Besides his artistic practice, Quv is also active in arts advocacy. While in Toronto, Quv facilitated a virtual tour of Open Studio for friends and other artists in Kinngait, who took great interest in his unique experience. Now back among his peers in the Kinngait community — of which more than 22% are already professional artists — Quv intends on sharing his experience and new technique with other creatives and with students who might be considering a career in the arts.
In the future, other artists from Kinngait, perhaps inspired by Quv’s artistic path, may visit Open Studio. As the print-focused organization mentions, this undertaking comes from a historic affiliation with Kinngait Studios and the West Baffin Eskimo Cooperative — the residency has taken many shapes over the years, but has
remained at the core of this partnership since the 1970s. These organizations have been regular collaborators in the past, and have continually rekindled their commitment to one another through various creative exchanges.
Inuit Artist Creative Residency 2016
In May of 2016, Open Studio hosted Tim Pitsiulak (Kinngait/Cape Dorset, Nunavut) for the first Inuit Artist Creative Residency. Tim’s artwork and generous spirit had a huge impact on the Open Studio community. Many friendships were forged during his time working in the studio, and we were all devastated to learn of his untimely passing in December of 2016. Tim’s sense of humour and gentle joking meant that the studio was filled with laughter as he worked tirelessly during his residency. Tim arrived early every day, spending all day working on the drawings used to create the large screenprints completed during the residency. Even after he returned home to Cape Dorset, he would often call the office just to say hello and see how everyone was doing. When his residency was done, he generously donated the print Sounding Whale, with the specific request that it be used to raise funds for the organization.
Tim Pitsiulak (1967 – 2016) was an Inuk artist and hunter known primarily for his large-scale drawings and majestic prints, and is recognized throughout the art world for his unique and important contributions to Inuit art. The land and its wildlife were initially the primary influences; he later became a chronicler of the everyday, drawing large format, meticulously detailed depictions of boats, heavy equipment and airplanes—the machinery of modern life in Cape Dorset. Tim was a serious hunter and his respect for the natural world and its wildlife was fundamental to his artistic sensibility.

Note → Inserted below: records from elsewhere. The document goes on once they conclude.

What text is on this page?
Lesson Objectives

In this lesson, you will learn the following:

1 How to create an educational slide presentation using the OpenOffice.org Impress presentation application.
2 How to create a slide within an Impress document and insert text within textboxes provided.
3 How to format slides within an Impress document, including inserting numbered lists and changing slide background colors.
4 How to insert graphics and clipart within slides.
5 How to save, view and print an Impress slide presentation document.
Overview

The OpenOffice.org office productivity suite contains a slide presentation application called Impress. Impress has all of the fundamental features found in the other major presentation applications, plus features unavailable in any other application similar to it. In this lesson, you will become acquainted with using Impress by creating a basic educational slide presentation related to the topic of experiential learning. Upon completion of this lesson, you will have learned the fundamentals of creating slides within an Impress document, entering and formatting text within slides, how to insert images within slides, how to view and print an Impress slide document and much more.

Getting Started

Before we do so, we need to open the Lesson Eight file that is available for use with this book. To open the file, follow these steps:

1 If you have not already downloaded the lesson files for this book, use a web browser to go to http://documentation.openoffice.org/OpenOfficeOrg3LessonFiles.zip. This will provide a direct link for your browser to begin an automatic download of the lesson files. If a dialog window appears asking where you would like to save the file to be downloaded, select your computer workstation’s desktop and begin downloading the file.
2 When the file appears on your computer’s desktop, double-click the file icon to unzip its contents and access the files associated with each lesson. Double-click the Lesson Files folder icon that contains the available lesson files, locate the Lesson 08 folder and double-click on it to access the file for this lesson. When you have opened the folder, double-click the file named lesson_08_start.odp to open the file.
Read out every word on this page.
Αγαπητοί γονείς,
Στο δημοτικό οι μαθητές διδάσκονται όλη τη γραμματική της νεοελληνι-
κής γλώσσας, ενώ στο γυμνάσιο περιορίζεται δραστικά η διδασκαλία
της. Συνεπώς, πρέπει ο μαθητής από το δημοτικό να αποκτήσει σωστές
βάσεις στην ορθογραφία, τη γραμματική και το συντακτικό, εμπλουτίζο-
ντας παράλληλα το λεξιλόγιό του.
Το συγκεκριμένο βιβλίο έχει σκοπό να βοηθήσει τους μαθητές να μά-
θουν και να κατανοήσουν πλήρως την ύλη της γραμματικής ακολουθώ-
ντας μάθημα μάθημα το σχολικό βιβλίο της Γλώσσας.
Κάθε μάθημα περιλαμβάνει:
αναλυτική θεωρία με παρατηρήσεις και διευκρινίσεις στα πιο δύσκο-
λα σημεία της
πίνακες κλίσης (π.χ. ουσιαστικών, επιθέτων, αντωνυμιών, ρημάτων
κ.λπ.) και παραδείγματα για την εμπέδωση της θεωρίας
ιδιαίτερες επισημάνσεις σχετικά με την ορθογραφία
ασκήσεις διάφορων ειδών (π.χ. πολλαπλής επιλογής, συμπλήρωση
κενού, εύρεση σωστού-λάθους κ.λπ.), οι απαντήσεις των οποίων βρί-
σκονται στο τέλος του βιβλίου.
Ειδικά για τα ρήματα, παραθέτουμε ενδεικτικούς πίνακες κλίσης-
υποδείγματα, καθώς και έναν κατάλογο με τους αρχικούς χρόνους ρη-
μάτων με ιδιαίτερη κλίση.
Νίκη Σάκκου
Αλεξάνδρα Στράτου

Tim was particularly inspired by the whales that frequent the cold Arctic waters—the beluga and the bowhead. His drawings of whales were often embellished with tattoos of ancient artifacts hearkening back to the sacred roots of the hunt. Tim’s work has been exhibited in several venues in Canada and overseas. He also worked on a number of major commissions including a coin design for the Royal Canadian Mint and a large scale drawing for the foyer of the Toronto Dominion Bank in downtown Toronto.